Ansprüche stellt der Wissenschaftsrat auch an die Hochschulen. Wer ausbilden will, sollte nach Auffassung des Rates eine eigenständige und höchsten methodischen Standards entsprechende Forschung im Bereich der Psychotherapie und ihrer psychologischen Grundlagen betreiben.

Zudem sollten ausbildende Hochschulen eine psychotherapeutische Hochschulambulanz betreiben oder zumindest mit anderen Hochschulen und medizinischen Einrichtungen eng zusammenarbeiten.

Der Wissenschaftsrat fordert die Hochschulen auf, Studiengänge einschließlich einer fünfährigen Weiterbildungsphase aus einem Guss zu konzipieren. Dazu sollten Psychotherapeuten in der Weiterbildung gesetzlich mit Ärzten in Weiterbildung gleichgestellt werden.

Die Akademisierung der Psychotherapieausbildung biete Chancen für die Forschung, sagte Brockmeier. Themen wie Migration und Industrie 4.0 lägen noch weitgehend brach. "Es besteht der Eindruck, dass sich die Psychologie diesen Herausforderungen noch nicht angenommen hat", sagte Brockmeier.

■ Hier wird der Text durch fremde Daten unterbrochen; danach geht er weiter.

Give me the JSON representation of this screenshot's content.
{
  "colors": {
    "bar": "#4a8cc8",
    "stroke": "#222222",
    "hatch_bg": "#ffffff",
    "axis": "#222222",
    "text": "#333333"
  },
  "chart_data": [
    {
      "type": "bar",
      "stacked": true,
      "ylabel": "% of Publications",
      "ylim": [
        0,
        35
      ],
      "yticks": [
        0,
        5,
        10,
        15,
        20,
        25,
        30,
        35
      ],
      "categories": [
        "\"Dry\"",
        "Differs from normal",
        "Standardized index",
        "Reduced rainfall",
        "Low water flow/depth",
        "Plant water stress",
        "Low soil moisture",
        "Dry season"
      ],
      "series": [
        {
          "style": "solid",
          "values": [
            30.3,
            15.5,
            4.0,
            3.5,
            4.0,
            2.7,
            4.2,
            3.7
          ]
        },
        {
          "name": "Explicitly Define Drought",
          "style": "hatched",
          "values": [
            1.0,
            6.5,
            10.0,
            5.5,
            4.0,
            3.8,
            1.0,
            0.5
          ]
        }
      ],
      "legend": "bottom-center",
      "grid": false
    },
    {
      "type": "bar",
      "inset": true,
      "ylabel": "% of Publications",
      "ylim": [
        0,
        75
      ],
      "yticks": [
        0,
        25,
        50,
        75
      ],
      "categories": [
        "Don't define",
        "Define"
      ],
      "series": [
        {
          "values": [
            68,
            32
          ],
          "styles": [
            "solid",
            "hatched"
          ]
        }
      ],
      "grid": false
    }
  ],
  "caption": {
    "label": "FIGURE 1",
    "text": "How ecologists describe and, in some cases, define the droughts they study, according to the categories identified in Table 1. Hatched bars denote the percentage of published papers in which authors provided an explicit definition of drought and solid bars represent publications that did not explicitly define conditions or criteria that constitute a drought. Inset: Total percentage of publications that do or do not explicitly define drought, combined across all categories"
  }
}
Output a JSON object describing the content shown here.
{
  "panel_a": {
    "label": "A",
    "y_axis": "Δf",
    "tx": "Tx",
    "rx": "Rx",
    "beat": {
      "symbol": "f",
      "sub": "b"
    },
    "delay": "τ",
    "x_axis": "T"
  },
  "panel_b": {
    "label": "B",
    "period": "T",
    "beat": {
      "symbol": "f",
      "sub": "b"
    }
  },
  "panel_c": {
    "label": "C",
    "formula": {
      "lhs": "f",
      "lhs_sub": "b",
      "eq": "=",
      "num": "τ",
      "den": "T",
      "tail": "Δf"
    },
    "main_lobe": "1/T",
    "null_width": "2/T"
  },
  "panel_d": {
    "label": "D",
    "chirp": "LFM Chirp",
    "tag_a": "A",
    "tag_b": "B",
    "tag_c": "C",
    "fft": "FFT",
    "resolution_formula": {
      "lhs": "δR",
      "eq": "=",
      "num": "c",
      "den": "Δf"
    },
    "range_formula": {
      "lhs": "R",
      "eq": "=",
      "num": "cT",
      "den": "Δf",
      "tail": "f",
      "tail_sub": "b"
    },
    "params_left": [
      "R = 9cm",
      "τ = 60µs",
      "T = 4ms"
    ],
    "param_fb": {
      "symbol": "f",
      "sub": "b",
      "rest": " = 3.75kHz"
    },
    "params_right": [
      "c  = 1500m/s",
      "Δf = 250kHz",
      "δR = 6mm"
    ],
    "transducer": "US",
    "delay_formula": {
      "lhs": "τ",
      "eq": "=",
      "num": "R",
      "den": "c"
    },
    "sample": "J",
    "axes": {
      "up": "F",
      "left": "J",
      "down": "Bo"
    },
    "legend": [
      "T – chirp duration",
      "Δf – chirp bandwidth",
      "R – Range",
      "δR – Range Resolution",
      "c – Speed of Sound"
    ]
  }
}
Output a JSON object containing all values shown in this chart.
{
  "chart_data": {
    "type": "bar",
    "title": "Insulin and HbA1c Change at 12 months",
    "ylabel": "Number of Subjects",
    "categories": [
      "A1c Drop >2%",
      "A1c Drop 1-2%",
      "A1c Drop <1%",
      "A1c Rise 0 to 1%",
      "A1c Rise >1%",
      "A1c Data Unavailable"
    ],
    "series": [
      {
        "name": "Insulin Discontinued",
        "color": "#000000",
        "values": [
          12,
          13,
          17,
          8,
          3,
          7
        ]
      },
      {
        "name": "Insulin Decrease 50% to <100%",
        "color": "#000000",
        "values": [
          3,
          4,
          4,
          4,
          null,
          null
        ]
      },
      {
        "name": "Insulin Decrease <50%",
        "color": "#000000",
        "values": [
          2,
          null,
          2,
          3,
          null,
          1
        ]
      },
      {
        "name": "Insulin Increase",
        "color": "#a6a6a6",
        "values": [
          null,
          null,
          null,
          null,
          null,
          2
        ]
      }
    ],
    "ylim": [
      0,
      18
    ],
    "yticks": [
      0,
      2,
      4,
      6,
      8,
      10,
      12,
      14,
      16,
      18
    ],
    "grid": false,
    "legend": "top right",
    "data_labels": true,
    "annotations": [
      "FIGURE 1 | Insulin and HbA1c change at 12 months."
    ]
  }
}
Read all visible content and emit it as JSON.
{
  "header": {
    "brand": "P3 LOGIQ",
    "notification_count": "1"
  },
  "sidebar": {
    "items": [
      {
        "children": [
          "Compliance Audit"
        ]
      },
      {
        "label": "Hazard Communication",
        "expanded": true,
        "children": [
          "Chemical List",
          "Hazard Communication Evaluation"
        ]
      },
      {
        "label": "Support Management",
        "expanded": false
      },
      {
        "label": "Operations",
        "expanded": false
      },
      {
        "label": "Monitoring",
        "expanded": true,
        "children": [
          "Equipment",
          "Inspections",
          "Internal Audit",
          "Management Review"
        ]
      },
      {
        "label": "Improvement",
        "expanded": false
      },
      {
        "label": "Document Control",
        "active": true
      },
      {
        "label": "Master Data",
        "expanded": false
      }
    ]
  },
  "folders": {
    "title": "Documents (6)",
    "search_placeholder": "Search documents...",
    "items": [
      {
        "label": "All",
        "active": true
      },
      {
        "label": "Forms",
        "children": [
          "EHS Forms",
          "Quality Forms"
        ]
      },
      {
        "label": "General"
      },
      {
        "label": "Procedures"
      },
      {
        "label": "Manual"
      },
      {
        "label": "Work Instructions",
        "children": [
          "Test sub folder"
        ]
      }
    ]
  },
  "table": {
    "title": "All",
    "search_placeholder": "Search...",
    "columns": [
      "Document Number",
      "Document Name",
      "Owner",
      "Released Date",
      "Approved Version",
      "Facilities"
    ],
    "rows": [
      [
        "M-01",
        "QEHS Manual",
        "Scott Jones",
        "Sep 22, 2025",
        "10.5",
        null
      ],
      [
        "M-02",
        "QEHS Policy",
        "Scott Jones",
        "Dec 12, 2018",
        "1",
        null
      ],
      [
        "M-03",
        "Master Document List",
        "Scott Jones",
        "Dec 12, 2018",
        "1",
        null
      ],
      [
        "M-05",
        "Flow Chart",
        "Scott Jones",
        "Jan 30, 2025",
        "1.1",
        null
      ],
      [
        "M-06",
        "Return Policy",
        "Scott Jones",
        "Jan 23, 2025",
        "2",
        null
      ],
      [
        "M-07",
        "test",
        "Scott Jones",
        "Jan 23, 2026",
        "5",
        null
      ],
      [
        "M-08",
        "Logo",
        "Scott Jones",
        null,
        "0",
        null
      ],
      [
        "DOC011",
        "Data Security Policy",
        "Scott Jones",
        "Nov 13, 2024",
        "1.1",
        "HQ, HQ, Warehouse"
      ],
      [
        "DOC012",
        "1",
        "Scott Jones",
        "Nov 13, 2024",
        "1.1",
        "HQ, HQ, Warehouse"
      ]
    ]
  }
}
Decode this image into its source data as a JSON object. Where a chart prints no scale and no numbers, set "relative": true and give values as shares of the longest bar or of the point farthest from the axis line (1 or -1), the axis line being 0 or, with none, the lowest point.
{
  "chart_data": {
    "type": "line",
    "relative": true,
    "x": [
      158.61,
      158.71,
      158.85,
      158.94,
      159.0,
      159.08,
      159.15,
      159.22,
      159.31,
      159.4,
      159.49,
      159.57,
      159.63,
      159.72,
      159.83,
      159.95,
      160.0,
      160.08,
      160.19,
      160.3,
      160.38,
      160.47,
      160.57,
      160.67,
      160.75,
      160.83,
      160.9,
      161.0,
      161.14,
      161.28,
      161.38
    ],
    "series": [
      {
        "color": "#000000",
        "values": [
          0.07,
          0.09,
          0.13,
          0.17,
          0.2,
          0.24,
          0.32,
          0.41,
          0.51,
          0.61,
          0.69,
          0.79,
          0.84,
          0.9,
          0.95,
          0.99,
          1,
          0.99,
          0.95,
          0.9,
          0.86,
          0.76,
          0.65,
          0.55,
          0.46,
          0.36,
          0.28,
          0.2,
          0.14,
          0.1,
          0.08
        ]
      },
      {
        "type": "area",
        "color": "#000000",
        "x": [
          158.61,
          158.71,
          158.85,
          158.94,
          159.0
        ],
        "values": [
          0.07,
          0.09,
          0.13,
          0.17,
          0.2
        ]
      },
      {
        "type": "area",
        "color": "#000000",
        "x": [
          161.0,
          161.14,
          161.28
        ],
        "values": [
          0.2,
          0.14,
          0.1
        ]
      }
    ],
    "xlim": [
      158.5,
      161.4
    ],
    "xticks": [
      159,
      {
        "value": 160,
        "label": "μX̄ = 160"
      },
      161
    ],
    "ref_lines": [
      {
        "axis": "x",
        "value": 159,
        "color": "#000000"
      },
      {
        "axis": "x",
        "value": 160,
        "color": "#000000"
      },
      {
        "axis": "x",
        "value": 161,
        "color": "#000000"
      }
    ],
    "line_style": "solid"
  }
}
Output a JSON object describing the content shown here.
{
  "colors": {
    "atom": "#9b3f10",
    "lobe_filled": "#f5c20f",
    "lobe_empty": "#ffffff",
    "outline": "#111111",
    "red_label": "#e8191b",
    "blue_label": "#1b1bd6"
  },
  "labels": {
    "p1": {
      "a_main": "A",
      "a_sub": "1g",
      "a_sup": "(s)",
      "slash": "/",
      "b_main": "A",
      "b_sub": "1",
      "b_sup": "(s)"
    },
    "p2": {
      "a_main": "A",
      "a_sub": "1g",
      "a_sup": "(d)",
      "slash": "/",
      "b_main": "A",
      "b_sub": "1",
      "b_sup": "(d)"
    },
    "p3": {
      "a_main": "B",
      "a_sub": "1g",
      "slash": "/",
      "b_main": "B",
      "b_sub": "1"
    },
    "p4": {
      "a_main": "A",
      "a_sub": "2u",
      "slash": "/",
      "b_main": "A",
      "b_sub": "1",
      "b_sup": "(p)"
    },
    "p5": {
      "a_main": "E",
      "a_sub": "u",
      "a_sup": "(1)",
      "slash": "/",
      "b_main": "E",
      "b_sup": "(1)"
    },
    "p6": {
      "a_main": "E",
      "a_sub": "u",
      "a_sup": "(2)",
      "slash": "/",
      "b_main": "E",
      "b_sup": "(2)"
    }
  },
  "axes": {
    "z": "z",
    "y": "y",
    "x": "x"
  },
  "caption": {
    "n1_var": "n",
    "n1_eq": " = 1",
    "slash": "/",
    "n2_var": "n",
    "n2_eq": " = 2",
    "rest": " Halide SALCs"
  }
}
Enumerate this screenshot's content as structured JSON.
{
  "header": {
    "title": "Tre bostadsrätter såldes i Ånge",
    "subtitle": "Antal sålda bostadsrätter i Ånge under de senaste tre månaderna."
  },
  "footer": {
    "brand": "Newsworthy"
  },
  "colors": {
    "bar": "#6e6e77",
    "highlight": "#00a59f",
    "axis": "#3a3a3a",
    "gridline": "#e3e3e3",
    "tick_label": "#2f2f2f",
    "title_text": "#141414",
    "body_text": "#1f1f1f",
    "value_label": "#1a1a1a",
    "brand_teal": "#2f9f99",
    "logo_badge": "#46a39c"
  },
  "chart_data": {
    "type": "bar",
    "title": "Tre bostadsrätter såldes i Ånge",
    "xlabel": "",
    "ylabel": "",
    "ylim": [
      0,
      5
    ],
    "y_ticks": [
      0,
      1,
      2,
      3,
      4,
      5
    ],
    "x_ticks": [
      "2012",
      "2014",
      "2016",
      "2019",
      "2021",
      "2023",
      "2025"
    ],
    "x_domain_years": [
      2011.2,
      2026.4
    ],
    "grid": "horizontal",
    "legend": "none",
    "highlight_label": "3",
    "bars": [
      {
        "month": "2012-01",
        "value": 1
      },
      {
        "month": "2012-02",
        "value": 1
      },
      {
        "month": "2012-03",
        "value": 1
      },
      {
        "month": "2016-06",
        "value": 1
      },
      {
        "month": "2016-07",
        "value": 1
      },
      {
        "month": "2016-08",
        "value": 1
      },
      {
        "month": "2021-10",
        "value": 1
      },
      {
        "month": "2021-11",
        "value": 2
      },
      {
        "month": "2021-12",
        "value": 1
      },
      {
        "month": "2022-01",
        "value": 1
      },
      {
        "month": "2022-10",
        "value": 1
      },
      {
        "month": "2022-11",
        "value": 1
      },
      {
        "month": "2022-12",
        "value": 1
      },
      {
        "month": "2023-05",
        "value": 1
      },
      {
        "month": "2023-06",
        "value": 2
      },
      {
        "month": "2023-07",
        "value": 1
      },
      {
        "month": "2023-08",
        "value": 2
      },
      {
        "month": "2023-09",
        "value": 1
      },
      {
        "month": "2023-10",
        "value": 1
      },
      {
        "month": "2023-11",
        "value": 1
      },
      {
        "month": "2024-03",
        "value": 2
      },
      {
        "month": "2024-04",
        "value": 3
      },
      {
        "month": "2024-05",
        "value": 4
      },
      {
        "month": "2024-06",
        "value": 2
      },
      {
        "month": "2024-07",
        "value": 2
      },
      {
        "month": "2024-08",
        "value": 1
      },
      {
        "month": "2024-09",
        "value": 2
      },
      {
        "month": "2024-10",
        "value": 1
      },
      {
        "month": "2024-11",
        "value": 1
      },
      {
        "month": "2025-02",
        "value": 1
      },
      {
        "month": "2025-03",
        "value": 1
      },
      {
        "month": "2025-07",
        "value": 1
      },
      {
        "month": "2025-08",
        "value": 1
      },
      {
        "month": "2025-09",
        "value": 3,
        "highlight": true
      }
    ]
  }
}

In Deutschland leisten vor allem Haus- und Fachärzte die psychosomatische Grundversorgung. Ausweislich von Zahlen der Bundesärztekammer werden mehr als 80 Prozent der Patienten mit einer Depression vom Hausarzt behandelt, 40 Prozent der Patienten mit psychischen Störungen vom Facharzt mit der Zusatzbezeichnung Psychotherapie. (af)

Weitere Beiträge aus diesem Themenbereich

Schreiben Sie einen Kommentar

Überschrift

Text

Die Newsletter der Ärzte Zeitung

Lesen Sie alles wichtige aus den Bereichen Medizin, Gesundheitspolitik und Praxis und Wirtschaft.

Ausreichend Folsäure schützt Hypertoniker vor Schlaganfall

Bestimmte Hypertoniker sollten auf eine gute Folsäureversorgung achten. Dadurch können sie ihr Schlaganfallrisiko deutlich senken. mehr »

Feinsinnige Geister und Antisemiten

Ein neues Buch beleuchtet die Deutsche Gesellschaft für Innere Medizin während des Nationalsozialismus. Am Fallbeispiel Emil von Bergmann erkennen Leser, wie zwiegespalten die DGIM-Mitglieder waren. mehr »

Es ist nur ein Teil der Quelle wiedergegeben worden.